La prise de conscience de la potentialité d’épanouissement qu’offre le changement du statut de sujet à celui
d’homme libre est indispensable à l’évolution comportementale de l’homme en marche vers sa liberté. Celui-ci peut réaliser dès lors le premier pas vers l’affranchissement. Cette étape n’est
toutefois que, déjà, et surtout le moment de la décision. « C’est le premier pas qui compte » est l’expression populaire qui souligne l’importance non de l’action mais de la décision de
l’action. Pourtant il y a plus important et c’est précisément cette prise de conscience qui est latente et sous-tend l’acte de libération en tant qu’aboutissement de la raison. C’est elle qui
rend durable et sans retour ce nouvel état d’esprit en adéquation avec le statut d’homme libre. Si l’être soumis, l’homme faible, la femme apeurée, l’esclave docile, le prolétaire exploité, le
citoyen méprisé, le prisonnier maltraité finissent par rejeter l’autorité qui les maintient dans cette situation d’asservissement féal qu’ils acceptèrent par atavisme, c’est qu’ils ont pris
conscience que cette situation n’est pas justifiable légalement ni naturellement acceptable. La difficulté réside dans le fait que la docilité des plus faibles est effectivement à l’origine de la
société humaine.
Lorsqu’on évoque le nom des pharaons en
parlant de pyramides, personne n’ignore que ce sont des esclaves qui les ont construites. Il n’y a que sur les monuments funéraires des héros de guerre que figurent les noms des esclaves envoyés
au combat sous le statut de soldat. Le mémorial se retrouve d’ailleurs essentiellement dans nos petits villages et dans nos lieux de culte où il est bon de rappeler au peuple qui trouve son authenticité au
pied du mur des martyrs qu’il y eut autrefois de bons citoyens obéissants et que chacun doit toujours être prêt au sacrifice extrême au nom de son pays et de sa race. Pour les autres jeunes
hommes tombés au combat, la plupart d’ailleurs dont les noms ne figurent pas sur les stèles officielles, ils seront assimilés au soldat inconnu qui par ailleurs est le seul que le Président
fleurira à la date d’anniversaire de la libération du pays. Geste que l’on nomme : « le souvenir ». Ah bon ! On se souvient des inconnus ?

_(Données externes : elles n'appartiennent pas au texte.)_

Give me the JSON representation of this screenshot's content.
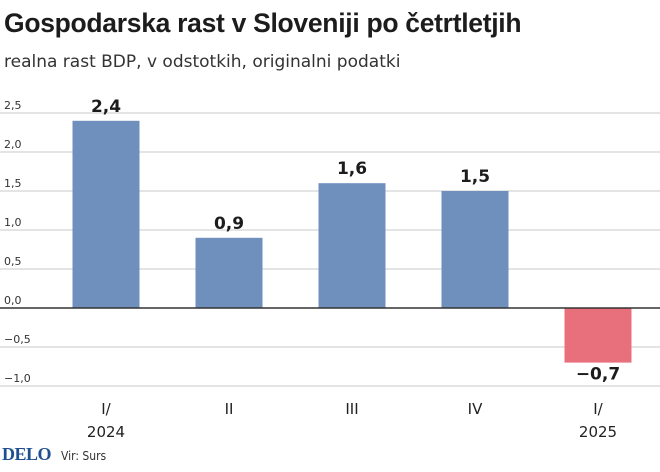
{
  "header": {
    "title": "Gospodarska rast v Sloveniji po četrtletjih",
    "subtitle": "realna rast BDP, v odstotkih, originalni podatki"
  },
  "footer": {
    "logo": "DELO",
    "source": "Vir: Surs"
  },
  "colors": {
    "positive_bar": "#6f8fbd",
    "negative_bar": "#e8707c",
    "grid": "#c9c9c9",
    "zero_line": "#333333"
  },
  "chart_data": {
    "type": "bar",
    "title": "Gospodarska rast v Sloveniji po četrtletjih",
    "subtitle": "realna rast BDP, v odstotkih, originalni podatki",
    "categories": [
      {
        "quarter": "I/",
        "year": "2024"
      },
      {
        "quarter": "II",
        "year": ""
      },
      {
        "quarter": "III",
        "year": ""
      },
      {
        "quarter": "IV",
        "year": ""
      },
      {
        "quarter": "I/",
        "year": "2025"
      }
    ],
    "values": [
      2.4,
      0.9,
      1.6,
      1.5,
      -0.7
    ],
    "value_labels": [
      "2,4",
      "0,9",
      "1,6",
      "1,5",
      "−0,7"
    ],
    "ylim": [
      -1.0,
      2.5
    ],
    "yticks": [
      2.5,
      2.0,
      1.5,
      1.0,
      0.5,
      0.0,
      -0.5,
      -1.0
    ],
    "ytick_labels": [
      "2,5",
      "2,0",
      "1,5",
      "1,0",
      "0,5",
      "0,0",
      "−0,5",
      "−1,0"
    ],
    "grid": true,
    "legend": "none"
  }
}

La réalité n’est-elle pas qu’il s’agit plutôt de l’expression d’un profond
mépris à figer l’anonymat des gens dociles et de grandir celui des maîtres qui ont envoyé leurs esclaves-soldats à la mort ? On retiendra que le Général de Gaulle est le libérateur grâce aux
patriotes résistants qui sont des centaines de milliers d’anonymes sacrifiés par leurs maîtres. Le spectre de la mort au travers de la lutte du Maître et de l’esclave est la clef de voûte de
cette histoire humaine. Si d’aucuns ont accepté de vivre sous la férule de monarques ou de
dictateurs, si certaines femmes ont accepté les violences conjugales, si des prisonniers ont enduré sans révolte apparente des brimades et d’avantage, si l’ouvrier a enduré des heures de travail
ingrat au profit de certains patrons peu scrupuleux, c’est effectivement parce que leurs parents aussi ont vécu la même chose…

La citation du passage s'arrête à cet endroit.